Use RDS PostgreSQL instead of SQLite for metadata. SQLite works fine for a single instance, but it creates problems the moment you want to scale horizontally or run blue/green deployments. The switch cost is low; the future flexibility gain is high.
Set up CloudWatch alarms from day one. I added monitoring after the first production incident. The ALB unhealthy host count alarm should be the first thing you create, not the last.
Conclusion
Choosing EC2 over Bedrock wasn’t ideological. It was a pragmatic response to three constraints: Qdrant as the vector store, a compiled Rust binary, and cost predictability for a variable indexing workload.
The Terraform infrastructure described here — roughly 500 lines across eight files — provisions a production-grade deployment with TLS, daily backups, credential-free CI/CD, and protected persistent storage. It’s not the simplest setup, but each piece earns its place.
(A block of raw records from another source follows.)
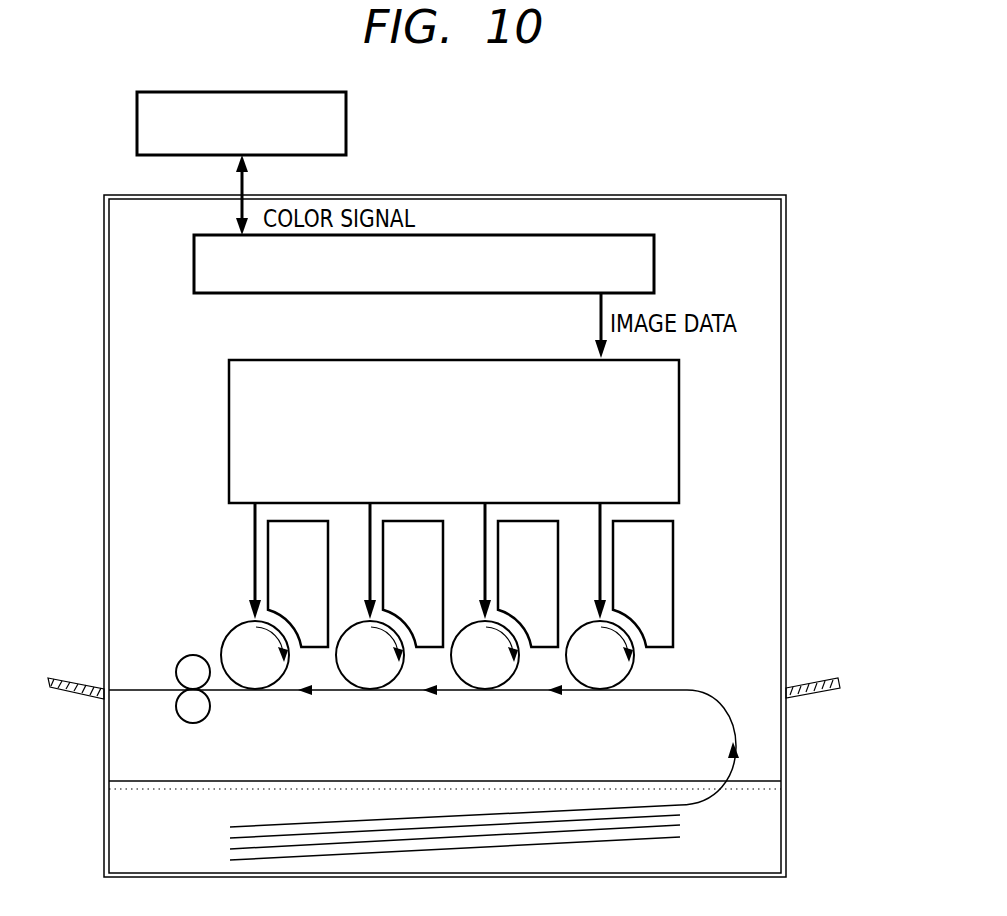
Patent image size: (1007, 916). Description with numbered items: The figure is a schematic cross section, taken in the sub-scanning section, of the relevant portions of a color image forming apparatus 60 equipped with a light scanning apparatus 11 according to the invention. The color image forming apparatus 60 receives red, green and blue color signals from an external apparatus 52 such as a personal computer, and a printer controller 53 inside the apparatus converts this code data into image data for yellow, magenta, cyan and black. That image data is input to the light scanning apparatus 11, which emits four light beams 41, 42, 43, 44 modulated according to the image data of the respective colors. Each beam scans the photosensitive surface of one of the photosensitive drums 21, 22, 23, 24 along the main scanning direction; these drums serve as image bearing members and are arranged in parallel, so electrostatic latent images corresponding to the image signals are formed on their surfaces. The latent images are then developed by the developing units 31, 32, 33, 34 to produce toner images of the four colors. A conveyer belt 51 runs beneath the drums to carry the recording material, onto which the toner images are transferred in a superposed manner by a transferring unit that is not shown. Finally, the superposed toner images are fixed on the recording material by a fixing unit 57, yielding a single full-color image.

The light scanning apparatus 11 is at (229, 388).
The photosensitive drum 21 is at (256, 675).
The photosensitive drum 22 is at (371, 675).
The photosensitive drum 23 is at (486, 675).
The photosensitive drum 24 is at (600, 675).
The developing unit 31 is at (301, 532).
The developing unit 32 is at (415, 532).
The developing unit 33 is at (530, 532).
The developing unit 34 is at (643, 532).
The light beam 41 is at (253, 557).
The light beam 42 is at (368, 575).
The light beam 43 is at (483, 577).
The light beam 44 is at (598, 577).
The conveyer belt 51 is at (722, 710).
The external apparatus 52 is at (347, 116).
The printer controller 53 is at (654, 250).
The fixing unit 57 is at (183, 720).
The color image forming apparatus 60 is at (648, 186).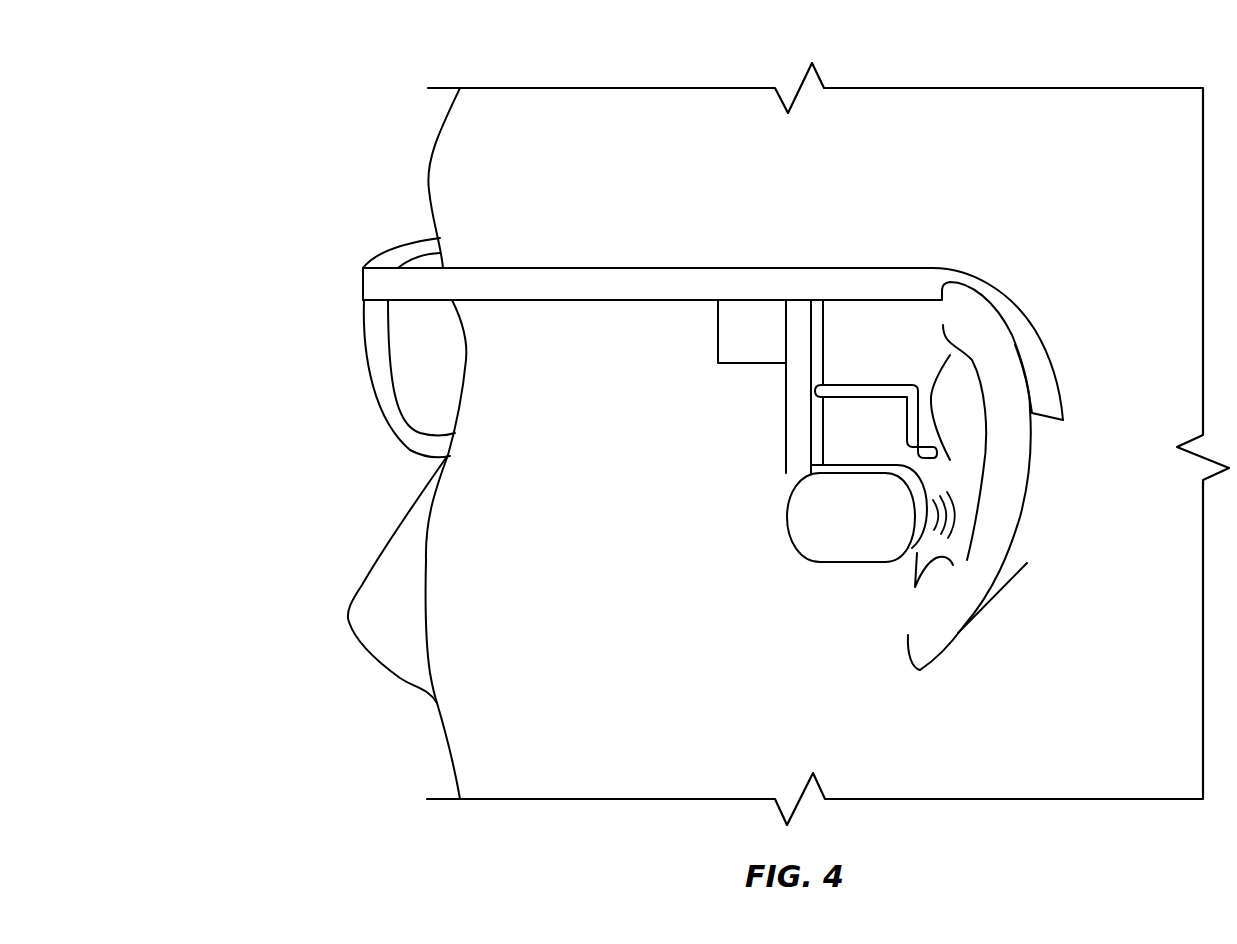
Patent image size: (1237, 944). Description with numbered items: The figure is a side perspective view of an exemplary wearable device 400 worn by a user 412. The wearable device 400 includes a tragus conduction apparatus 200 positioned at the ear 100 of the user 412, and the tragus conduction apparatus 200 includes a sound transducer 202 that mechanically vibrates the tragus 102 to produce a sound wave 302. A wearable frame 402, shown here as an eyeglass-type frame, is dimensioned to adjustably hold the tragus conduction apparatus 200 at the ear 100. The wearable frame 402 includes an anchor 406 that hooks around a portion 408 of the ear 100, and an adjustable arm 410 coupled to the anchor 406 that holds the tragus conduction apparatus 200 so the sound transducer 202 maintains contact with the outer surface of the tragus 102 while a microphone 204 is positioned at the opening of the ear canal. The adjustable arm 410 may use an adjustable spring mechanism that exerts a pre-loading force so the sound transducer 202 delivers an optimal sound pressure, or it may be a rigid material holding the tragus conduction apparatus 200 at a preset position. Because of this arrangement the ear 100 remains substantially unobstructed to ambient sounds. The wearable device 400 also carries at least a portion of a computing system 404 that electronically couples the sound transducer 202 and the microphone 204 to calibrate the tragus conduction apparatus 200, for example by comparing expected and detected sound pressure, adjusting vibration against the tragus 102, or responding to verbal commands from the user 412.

The wearable device 400 is at (232, 124).
The wearable frame 402 is at (365, 323).
The computing system 404 is at (718, 340).
The anchor 406 is at (1014, 293).
The portion of ear 408 is at (1018, 365).
The adjustable arm 410 is at (785, 418).
The user 412 is at (357, 583).
The tragus conduction apparatus 200 is at (785, 482).
The sound transducer 202 is at (800, 548).
The microphone 204 is at (943, 453).
The sound wave 302 is at (955, 513).
The ear 100 is at (945, 650).
The tragus 102 is at (913, 556).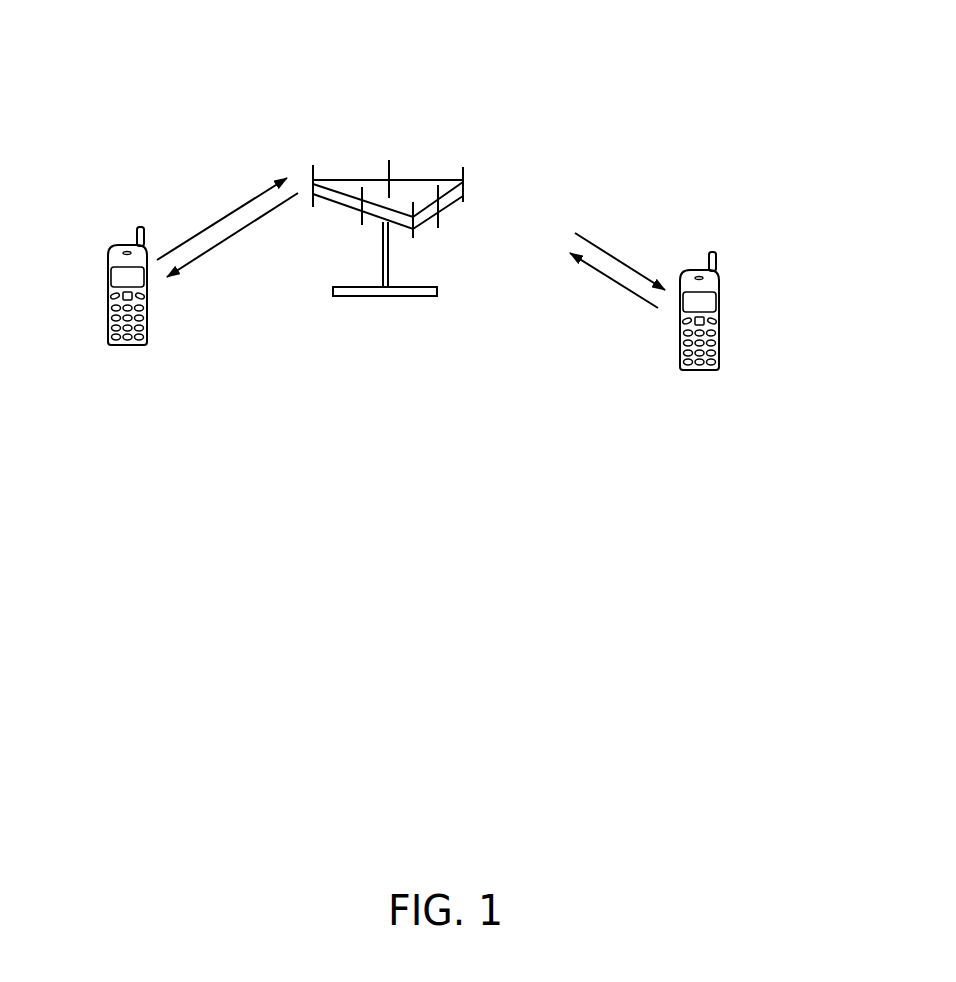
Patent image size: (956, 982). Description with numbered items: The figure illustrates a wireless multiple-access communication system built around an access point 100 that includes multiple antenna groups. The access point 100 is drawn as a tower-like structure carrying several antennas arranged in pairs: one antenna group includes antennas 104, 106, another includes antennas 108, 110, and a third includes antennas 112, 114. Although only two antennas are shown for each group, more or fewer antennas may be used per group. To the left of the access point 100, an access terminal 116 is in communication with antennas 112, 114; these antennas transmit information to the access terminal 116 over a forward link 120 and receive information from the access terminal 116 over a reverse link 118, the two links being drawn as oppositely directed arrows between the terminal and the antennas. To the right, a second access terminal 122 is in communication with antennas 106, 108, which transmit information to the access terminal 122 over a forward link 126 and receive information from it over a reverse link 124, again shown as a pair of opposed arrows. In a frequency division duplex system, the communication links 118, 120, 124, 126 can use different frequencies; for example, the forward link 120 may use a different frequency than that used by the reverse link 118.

The access point 100 is at (652, 71).
The antenna 104 is at (413, 238).
The antenna 106 is at (441, 218).
The antenna 108 is at (467, 195).
The antenna 110 is at (389, 165).
The antenna 112 is at (308, 165).
The antenna 114 is at (355, 225).
The access terminal 116 is at (107, 277).
The reverse link 118 is at (231, 210).
The forward link 120 is at (215, 246).
The access terminal 122 is at (720, 300).
The reverse link 124 is at (620, 290).
The forward link 126 is at (617, 258).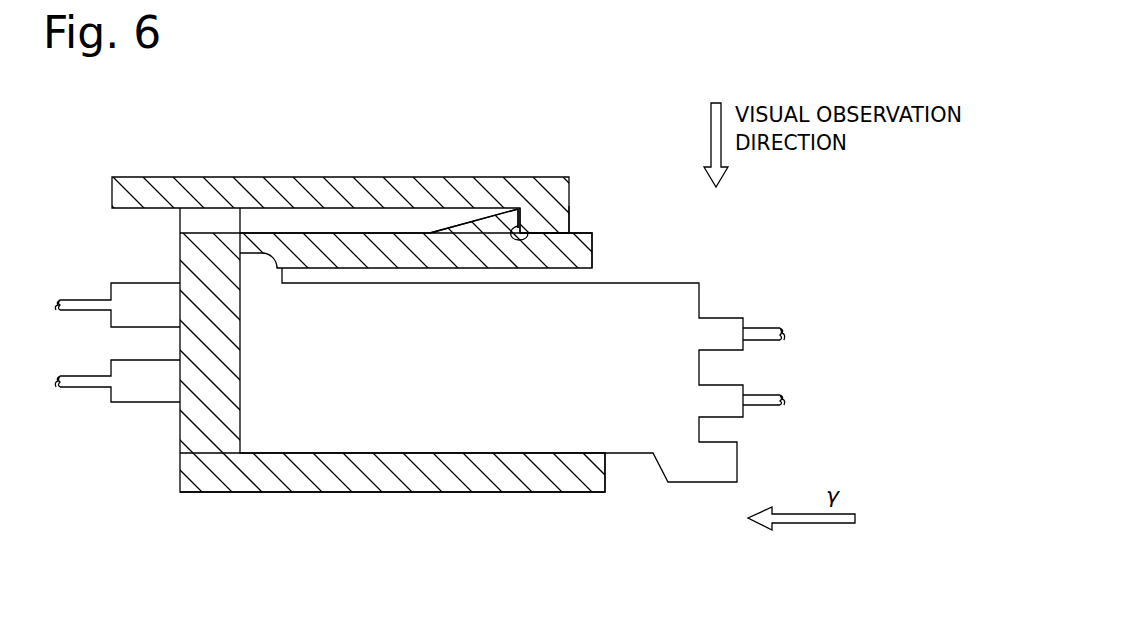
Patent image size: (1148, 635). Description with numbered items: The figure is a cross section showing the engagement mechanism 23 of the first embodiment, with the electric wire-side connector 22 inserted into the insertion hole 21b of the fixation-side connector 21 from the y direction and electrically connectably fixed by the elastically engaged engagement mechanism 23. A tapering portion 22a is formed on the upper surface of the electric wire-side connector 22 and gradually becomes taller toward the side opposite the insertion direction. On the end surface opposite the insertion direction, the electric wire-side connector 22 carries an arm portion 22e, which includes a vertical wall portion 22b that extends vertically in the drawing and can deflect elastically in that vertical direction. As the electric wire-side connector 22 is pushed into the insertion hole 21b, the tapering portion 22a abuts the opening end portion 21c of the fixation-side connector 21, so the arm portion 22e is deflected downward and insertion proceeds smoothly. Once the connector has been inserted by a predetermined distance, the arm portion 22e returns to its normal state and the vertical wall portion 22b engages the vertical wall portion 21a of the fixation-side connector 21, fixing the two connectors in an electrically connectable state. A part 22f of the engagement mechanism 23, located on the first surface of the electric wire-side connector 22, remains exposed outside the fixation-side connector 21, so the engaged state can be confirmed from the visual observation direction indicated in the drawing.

If you’re running a self-hosted AI application and have similar constraints, the EC2 + EBS + Secrets Manager pattern is worth considering. The operational burden is real, but the control and cost profile often justify it.
The full Terraform template from this article — generalized and ready to fork — is available at github.com/Strawbang/terraform-aws-ai-stack.